You can't reject something until you completely understand it. My dad found out more than he wanted to about his bosses indiscretions with Detroit hookers and the misanthropic lay-offs of blue collar workers with oil grease and the imprint of car parts still etched across their strong, poor palms. My dad didn't see too much-- he saw just enough to make the educated, and morally right, choice to leave a place that was doing such wrong.
He left and started working with his hands. Started getting dirty in the basement, busting old PVC pipe and laying new foundations. He'd never held a hammer before, much less swung it, but he learned fast and once he saw something done, he never forgot it. He never forgot the hands of those blue collar men and when he heaved up a side of dry wall or hung onto the top rung of a tippy ladder to re-shingle a roof I wonder if he thought about those men, sweating and grunting and hurling and hurting through a days work so their bosses, whom they never saw, could take business lunches at five star restaurants and get drunk off of $500 bottles of wine.

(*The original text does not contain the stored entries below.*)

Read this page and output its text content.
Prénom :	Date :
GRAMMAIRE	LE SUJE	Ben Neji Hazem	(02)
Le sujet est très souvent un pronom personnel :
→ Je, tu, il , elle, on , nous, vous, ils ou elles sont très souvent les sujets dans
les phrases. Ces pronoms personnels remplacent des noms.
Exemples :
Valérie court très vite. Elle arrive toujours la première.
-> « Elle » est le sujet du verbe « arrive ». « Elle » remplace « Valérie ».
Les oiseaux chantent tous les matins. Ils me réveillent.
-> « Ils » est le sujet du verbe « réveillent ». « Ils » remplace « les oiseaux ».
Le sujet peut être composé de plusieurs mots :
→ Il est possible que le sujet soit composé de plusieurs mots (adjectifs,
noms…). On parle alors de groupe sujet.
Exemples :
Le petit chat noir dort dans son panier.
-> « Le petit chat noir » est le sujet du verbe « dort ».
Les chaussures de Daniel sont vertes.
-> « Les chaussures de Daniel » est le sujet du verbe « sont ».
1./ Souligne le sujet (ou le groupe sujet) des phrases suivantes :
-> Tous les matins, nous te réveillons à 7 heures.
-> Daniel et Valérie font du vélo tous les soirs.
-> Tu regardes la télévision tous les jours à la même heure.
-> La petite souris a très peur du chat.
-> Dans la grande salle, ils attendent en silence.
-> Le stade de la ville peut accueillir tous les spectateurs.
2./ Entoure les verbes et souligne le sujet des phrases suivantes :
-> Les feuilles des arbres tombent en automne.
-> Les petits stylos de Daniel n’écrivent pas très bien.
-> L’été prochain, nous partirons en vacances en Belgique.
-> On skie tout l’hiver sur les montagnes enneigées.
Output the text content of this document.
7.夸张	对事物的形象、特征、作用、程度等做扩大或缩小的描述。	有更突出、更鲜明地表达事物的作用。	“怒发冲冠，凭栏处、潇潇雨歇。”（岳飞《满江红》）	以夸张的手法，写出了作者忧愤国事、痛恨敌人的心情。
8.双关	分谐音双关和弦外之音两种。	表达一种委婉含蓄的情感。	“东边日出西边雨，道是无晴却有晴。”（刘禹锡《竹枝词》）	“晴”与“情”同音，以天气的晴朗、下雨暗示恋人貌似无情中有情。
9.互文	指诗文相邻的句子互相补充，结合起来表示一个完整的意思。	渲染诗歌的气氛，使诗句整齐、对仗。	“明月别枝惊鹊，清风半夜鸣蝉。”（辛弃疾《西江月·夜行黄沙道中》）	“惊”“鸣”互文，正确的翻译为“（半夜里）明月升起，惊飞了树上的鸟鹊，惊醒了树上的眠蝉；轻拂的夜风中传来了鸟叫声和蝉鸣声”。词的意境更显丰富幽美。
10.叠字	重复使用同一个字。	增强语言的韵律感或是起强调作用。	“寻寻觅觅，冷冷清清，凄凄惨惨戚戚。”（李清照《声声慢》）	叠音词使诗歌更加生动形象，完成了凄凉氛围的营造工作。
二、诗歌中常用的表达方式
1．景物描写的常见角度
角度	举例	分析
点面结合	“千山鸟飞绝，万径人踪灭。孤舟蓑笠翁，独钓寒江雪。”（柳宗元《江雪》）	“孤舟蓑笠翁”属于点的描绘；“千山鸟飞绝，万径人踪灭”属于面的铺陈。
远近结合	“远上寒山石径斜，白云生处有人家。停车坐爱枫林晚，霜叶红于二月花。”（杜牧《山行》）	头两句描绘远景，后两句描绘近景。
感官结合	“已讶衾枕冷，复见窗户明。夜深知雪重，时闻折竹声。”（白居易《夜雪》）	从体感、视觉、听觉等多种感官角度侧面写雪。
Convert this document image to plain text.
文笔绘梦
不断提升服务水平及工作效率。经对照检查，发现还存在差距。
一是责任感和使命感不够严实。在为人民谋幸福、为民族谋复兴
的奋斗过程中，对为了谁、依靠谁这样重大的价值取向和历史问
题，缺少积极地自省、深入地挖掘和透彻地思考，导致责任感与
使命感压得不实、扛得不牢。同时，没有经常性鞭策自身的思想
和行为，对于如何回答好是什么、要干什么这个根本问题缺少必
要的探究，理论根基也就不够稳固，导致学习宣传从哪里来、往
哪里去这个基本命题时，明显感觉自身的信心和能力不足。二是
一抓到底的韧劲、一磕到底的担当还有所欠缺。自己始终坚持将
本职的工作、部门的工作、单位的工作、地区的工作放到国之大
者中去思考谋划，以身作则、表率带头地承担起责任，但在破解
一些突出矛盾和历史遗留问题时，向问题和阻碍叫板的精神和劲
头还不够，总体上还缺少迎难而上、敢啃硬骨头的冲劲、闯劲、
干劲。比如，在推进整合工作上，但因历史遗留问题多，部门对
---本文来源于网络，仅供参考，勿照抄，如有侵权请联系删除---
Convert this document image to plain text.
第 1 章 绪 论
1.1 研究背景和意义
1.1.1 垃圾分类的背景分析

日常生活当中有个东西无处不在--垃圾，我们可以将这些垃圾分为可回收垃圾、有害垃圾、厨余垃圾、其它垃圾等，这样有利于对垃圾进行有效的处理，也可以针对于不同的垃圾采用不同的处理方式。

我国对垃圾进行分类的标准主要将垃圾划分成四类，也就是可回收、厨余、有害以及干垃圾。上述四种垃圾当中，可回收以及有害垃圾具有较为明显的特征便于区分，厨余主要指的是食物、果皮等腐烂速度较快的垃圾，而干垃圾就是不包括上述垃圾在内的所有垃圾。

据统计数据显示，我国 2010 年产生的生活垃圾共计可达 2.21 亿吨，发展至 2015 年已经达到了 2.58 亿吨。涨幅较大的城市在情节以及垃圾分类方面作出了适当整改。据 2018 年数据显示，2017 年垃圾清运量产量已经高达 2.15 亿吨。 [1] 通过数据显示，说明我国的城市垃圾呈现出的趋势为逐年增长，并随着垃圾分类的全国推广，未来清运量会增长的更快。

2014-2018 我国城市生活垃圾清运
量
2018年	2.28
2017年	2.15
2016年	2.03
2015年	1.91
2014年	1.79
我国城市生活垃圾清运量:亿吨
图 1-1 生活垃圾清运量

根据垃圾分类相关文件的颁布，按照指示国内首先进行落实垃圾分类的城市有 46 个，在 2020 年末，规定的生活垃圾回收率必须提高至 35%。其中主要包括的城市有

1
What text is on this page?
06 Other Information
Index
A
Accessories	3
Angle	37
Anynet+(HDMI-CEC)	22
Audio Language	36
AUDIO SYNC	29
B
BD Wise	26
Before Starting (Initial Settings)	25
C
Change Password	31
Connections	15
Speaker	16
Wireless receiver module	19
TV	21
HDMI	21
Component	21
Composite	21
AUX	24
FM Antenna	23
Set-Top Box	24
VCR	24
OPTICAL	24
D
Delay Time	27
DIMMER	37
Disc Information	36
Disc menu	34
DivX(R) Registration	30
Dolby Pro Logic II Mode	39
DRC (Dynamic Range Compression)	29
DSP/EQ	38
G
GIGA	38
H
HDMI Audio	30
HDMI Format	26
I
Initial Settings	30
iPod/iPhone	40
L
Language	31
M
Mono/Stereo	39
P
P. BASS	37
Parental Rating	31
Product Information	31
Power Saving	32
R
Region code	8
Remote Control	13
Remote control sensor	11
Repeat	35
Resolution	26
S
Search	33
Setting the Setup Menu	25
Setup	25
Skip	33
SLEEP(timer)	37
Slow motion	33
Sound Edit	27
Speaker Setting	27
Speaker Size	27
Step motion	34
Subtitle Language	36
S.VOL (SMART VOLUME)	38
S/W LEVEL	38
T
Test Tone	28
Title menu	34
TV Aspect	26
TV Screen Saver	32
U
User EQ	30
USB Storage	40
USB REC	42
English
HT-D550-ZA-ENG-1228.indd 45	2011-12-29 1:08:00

My father is a self-made man and he believes our country is better off for encouraging men and women like him to make it. He believes in putting in an honest days work, taking care of his community, and fighting for small business.
Which is why now I'm the one confused over phonetics. Banana poops?
I guess I just want him to understand why I've fully rejected something. He doesn't realize how much of my childhood was spent marveling over the super-hero figure he embodied-- hurtling through the world in his rust-bucket truck, at the quick with his tool belt and measuring tape. This super-hero idolatry has eased into a milder, more profound sense of awe and respect at the fair, just and optimistic man whom I am lucky enough to call my father. I learned many a hard lesson from him, and we've had our share of battles (it's hard to demand an extended curfew, let alone permission to date, from a man who looks like a Greek Arnold Schwarzenegger and can wield power tools with surprising dexterity), but I have always taken to heart his credo to understand first, and judge second.
And so I did. I may have a pierced nose and a more lenient shower-taking policy than those who were raised in the uber-conservative 50s, but my progressive beliefs are not un-founded. I've read everything from Upton Sinclair to Fast Food Nation to all those “touchy-feely” (to borrow Dad's words) homeopathic magazines and while I know enough now to realize there is much more to learn, I feel it is safe to say that my decision to eat organically is morally (not to mention gastronomically) right. Perhaps us “liberals” need to re-frame the organic image, because we aren't all wishy-washy hippies who smoke pot and play in the dirt. Perhaps, to reach those staunchly fair and American men and women such as my dad, we need to re-frame this as a battle between the old guard versus the new, the common men against the Man, right versus wrong. Because, well, I like my banana poops, dammit, and I hope one day my father and I can enjoy mashed-up “organ-ic” mush that came from a healthy, happy, chemical-free animal together.